Initially, researchers successfully connected the biological sensor to an electronic system. Next, using a machine learning algorithm, the team was able to correctly identify odors with a level of sensitivity 10,000 times higher than that of a commonly used electronic device. Study authors believe that in light of these successful trials, this technology could help identify explosives, drugs, diseases, and more in the future.
This astounding technological breakthrough was led by doctoral student Neta Shvil of Tel Aviv University’s Sagol School of Neuroscience, Dr. Ben Maoz of the Fleischman Faculty of Engineering and the Sagol School of Neuroscience, and Prof. Yossi Yovel and Prof. Amir Ayali of the School of Zoology and the Sagol School of Neuroscience.
“Man-made technologies still can’t compete with millions of years of evolution. One area in which we particularly lag behind the animal world is that of smell perception. An example of this can be found at the airport where we go through a magnetometer that costs millions of dollars and can detect if we are carrying any metal devices. But when they want to check if a passenger is smuggling drugs, they bring in a dog to sniff him. In the animal world, insects excel at receiving and processing sensory signals. A mosquito, for example, can detect a 0.01 percent difference in the level of carbon dioxide in the air. Today, we are far from producing sensors whose capabilities come close to those of insects,” Dr. Maoz and Prof. Ayali explain in a university release.

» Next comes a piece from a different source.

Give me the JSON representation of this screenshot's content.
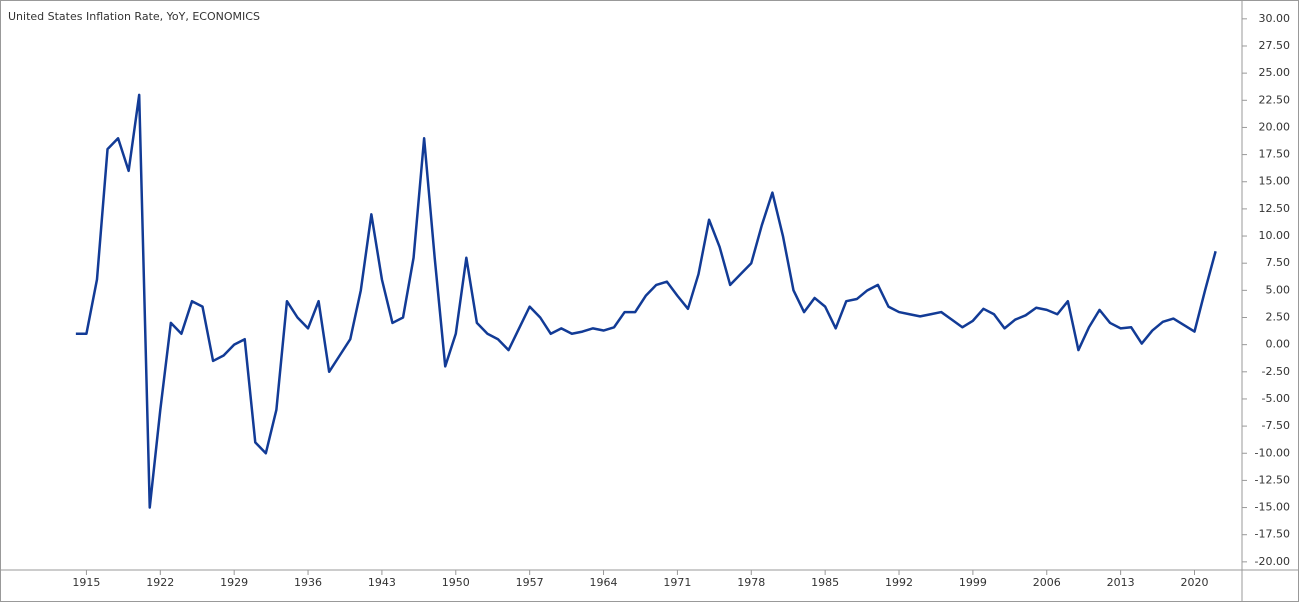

Study authors explain that our sensory organs (eyes, ears, nose) – as well as those of all other animals – use receptors to identify and distinguish between different signals. From there, the relevant sensory organ translates those findings into electrical signals, which the brain then decodes as information.
The big challenge when it comes to biosensors is the connection of a sensory organ, like the nose, to an electronic system that will actually know how to decode the electrical signals received from the receptors.
“We connected the biological sensor and let it smell different odors while we measured the electrical activity that each odor induced. The system allowed us to detect each odor at the level of the insect’s primary sensory organ. Then, in the second step, we used machine learning to create a ‘library’ of smells,” Prof. Yovel comments. “In the study, we were able to characterize 8 odors, such as geranium, lemon and marzipan, in a way that allowed us to know when the smell of lemon or marzipan was presented. In fact, after the experiment was over, we continued to identify additional different and unusual smells, such as various types of Scotch whiskey. A comparison with standard measuring devices showed that the sensitivity of the insect’s nose in our system is about 10,000 times higher than the devices that are in use today.”
“Nature is much more advanced than we are, so we should use it. The principle we have demonstrated can be used and applied to other senses, such as sight and touch. For example, some animals have amazing abilities to detect explosives or drugs; the creation of a robot with a biological nose could help us preserve human life and identify criminals in a way that is not possible today. Some animals know how to detect diseases. Others can sense earthquakes. The sky is the limit,” Dr. Maoz concludes.
Moving forward, researchers aim to give the robot a navigation ability that will allow it to localize the odor source and eventually, its identity.
The study is published in Biosensor and Bioelectronics.